Stage 3: 5-Persona Curation

curator.py runs 5 simulated reviewer personas over each abstract, deciding whether to include the paper in the curated set:

PERSONAS = [
    "ML practitioner building production agents",
    "Academic researcher studying multi-agent coordination",
    "Security engineer assessing prompt injection risks",
    "ML engineer focused on inference optimization",
    "Technical writer surveying the field"
]

def curate_paper(abstract, personas, model):
    votes = []
    for persona in personas:
        prompt = (
            f"You are a {persona} evaluating a paper abstract for relevance. "
            f"Abstract: {abstract}\n\n"
            f"Is this paper relevant to your work? Respond YES or NO with a one-sentence reason."
        )
        response = ollama.chat(model=model, messages=[{"role": "user", "content": prompt}])
        votes.append(response["message"]["content"].strip().startswith("YES"))

    # Keep if majority vote (3/5 or better)
    return sum(votes) >= 3

The curation log (curation_log.jsonl) records each vote with reason, enabling retrospective analysis of which papers were controversial and why.

Stage 4: Annotation

python annotate_abstracts.py arxiv_agentic_papers.csv \
    --model nanda-annotator \
    --out annotated/

Each abstract is annotated using the Nanda 8-move framework (from the previous reading). For high-priority papers (top hub score or >100 citations), the annotation additionally passes through the Wiggum loop:

python agent.py "/annotate /wiggum https://arxiv.org/abs/2308.04079 output.md"

The combined /annotate /wiggum invocation produces an annotation and then evaluates it for quality — catching cases where the annotator misidentifies moves or misses key claims.

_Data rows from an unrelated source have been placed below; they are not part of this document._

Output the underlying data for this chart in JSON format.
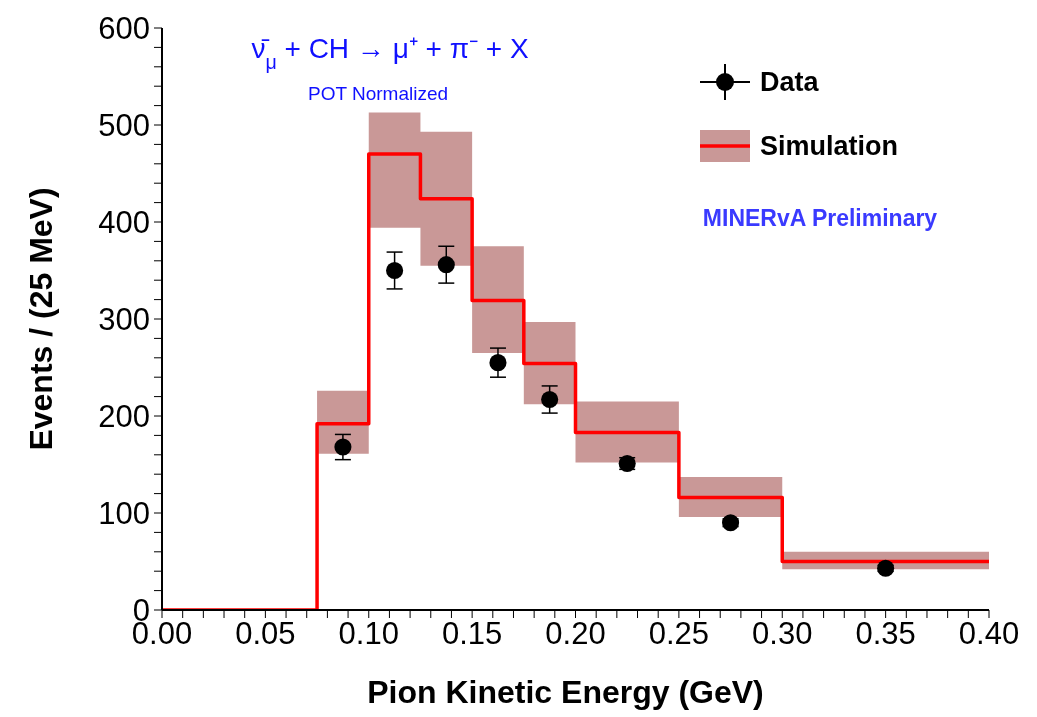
{
  "chart_data": {
    "type": "step",
    "title": "ν̄$_{μ}$ + CH → μ⁺ + π⁻ + X",
    "subtitle": "POT Normalized",
    "xlabel": "Pion Kinetic Energy (GeV)",
    "ylabel": "Events / (25 MeV)",
    "annotations": [
      "MINERvA Preliminary"
    ],
    "series": [
      {
        "name": "Simulation",
        "color": "#ff0000",
        "x": [
          0,
          0.075,
          0.1,
          0.125,
          0.15,
          0.175,
          0.2,
          0.25,
          0.3,
          0.4
        ],
        "values": [
          0,
          192,
          470,
          424,
          319,
          254,
          183,
          116,
          50,
          50
        ],
        "lower": [
          null,
          161,
          394,
          355,
          265,
          212,
          152,
          96,
          42,
          42
        ],
        "upper": [
          null,
          226,
          513,
          493,
          375,
          297,
          215,
          137,
          60,
          60
        ]
      },
      {
        "name": "Data",
        "type": "scatter",
        "color": "#000000",
        "marker": "circle",
        "x": [
          0.0875,
          0.1125,
          0.1375,
          0.1625,
          0.1875,
          0.225,
          0.275,
          0.35
        ],
        "values": [
          168,
          350,
          356,
          255,
          217,
          151,
          90,
          43
        ],
        "errors": [
          13,
          19,
          19,
          15,
          14,
          6,
          4,
          3
        ]
      }
    ],
    "xlim": [
      0,
      0.4
    ],
    "ylim": [
      0,
      600
    ],
    "xticks": [
      {
        "value": 0,
        "label": "0.00"
      },
      {
        "value": 0.01,
        "label": null
      },
      {
        "value": 0.02,
        "label": null
      },
      {
        "value": 0.03,
        "label": null
      },
      {
        "value": 0.04,
        "label": null
      },
      {
        "value": 0.05,
        "label": "0.05"
      },
      {
        "value": 0.06,
        "label": null
      },
      {
        "value": 0.07,
        "label": null
      },
      {
        "value": 0.08,
        "label": null
      },
      {
        "value": 0.09,
        "label": null
      },
      {
        "value": 0.1,
        "label": "0.10"
      },
      {
        "value": 0.11,
        "label": null
      },
      {
        "value": 0.12,
        "label": null
      },
      {
        "value": 0.13,
        "label": null
      },
      {
        "value": 0.14,
        "label": null
      },
      {
        "value": 0.15,
        "label": "0.15"
      },
      {
        "value": 0.16,
        "label": null
      },
      {
        "value": 0.17,
        "label": null
      },
      {
        "value": 0.18,
        "label": null
      },
      {
        "value": 0.19,
        "label": null
      },
      {
        "value": 0.2,
        "label": "0.20"
      },
      {
        "value": 0.21,
        "label": null
      },
      {
        "value": 0.22,
        "label": null
      },
      {
        "value": 0.23,
        "label": null
      },
      {
        "value": 0.24,
        "label": null
      },
      {
        "value": 0.25,
        "label": "0.25"
      },
      {
        "value": 0.26,
        "label": null
      },
      {
        "value": 0.27,
        "label": null
      },
      {
        "value": 0.28,
        "label": null
      },
      {
        "value": 0.29,
        "label": null
      },
      {
        "value": 0.3,
        "label": "0.30"
      },
      {
        "value": 0.31,
        "label": null
      },
      {
        "value": 0.32,
        "label": null
      },
      {
        "value": 0.33,
        "label": null
      },
      {
        "value": 0.34,
        "label": null
      },
      {
        "value": 0.35,
        "label": "0.35"
      },
      {
        "value": 0.36,
        "label": null
      },
      {
        "value": 0.37,
        "label": null
      },
      {
        "value": 0.38,
        "label": null
      },
      {
        "value": 0.39,
        "label": null
      },
      {
        "value": 0.4,
        "label": "0.40"
      }
    ],
    "yticks": [
      0,
      {
        "value": 20,
        "label": null
      },
      {
        "value": 40,
        "label": null
      },
      {
        "value": 60,
        "label": null
      },
      {
        "value": 80,
        "label": null
      },
      100,
      {
        "value": 120,
        "label": null
      },
      {
        "value": 140,
        "label": null
      },
      {
        "value": 160,
        "label": null
      },
      {
        "value": 180,
        "label": null
      },
      200,
      {
        "value": 220,
        "label": null
      },
      {
        "value": 240,
        "label": null
      },
      {
        "value": 260,
        "label": null
      },
      {
        "value": 280,
        "label": null
      },
      300,
      {
        "value": 320,
        "label": null
      },
      {
        "value": 340,
        "label": null
      },
      {
        "value": 360,
        "label": null
      },
      {
        "value": 380,
        "label": null
      },
      400,
      {
        "value": 420,
        "label": null
      },
      {
        "value": 440,
        "label": null
      },
      {
        "value": 460,
        "label": null
      },
      {
        "value": 480,
        "label": null
      },
      500,
      {
        "value": 520,
        "label": null
      },
      {
        "value": 540,
        "label": null
      },
      {
        "value": 560,
        "label": null
      },
      {
        "value": 580,
        "label": null
      },
      600
    ],
    "legend": "top right",
    "grid": false
  }
}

Stage 5: Synthesis and Rendering

After curation and annotation, the pipeline clusters the curated papers by topic (using ChromaDB embeddings over annotation facts) and synthesizes a section for each cluster:

def synthesize_cluster(cluster_papers, template_type, producer_model):
    annotations = "\n\n".join(
        format_annotation(p) for p in cluster_papers
    )
    prompt = CLUSTER_SYNTHESIS_PROMPT.format(
        template_type=template_type,
        annotations=annotations
    )
    return call_producer(prompt, producer_model)

The final document is rendered through a Jinja2 template:

Survey template (templates/lit_review_survey.j2) — academic-style survey: introduction, methodology, thematic sections, comparison tables, conclusion.

Gaps template (templates/lit_review_gaps.j2) — gap analysis: what exists, what is missing, which papers to read next, open research questions.

# Run the full pipeline via /lit-review skill:
python agent.py "/lit-review agentic LLM harness engineering save to review.md"

# With gap focus:
python agent.py "/lit-review --template gaps prompt injection save to gaps.md"

# Using existing CSV (skip fetch):
python agent.py "/lit-review --csv arxiv_agentic_papers.csv --no-fetch \
  --template survey agentic LLM save to survey.md"

What the Pipeline Produces

For a corpus of 300 papers on "agentic LLM harness engineering":

  • After S2 enrichment: citation metadata + hub scores for all 300 papers
  • After curation: ~200 papers pass (majority vote)
  • After annotation: ~200 structured Nanda 8-move annotations
  • After synthesis: 10–15 topical sections, ~8,000–12,000 words
  • Final document: a peer-review-quality survey or gap analysis

The whole pipeline, running locally with cached search results, takes approximately 3–4 hours for 300 papers.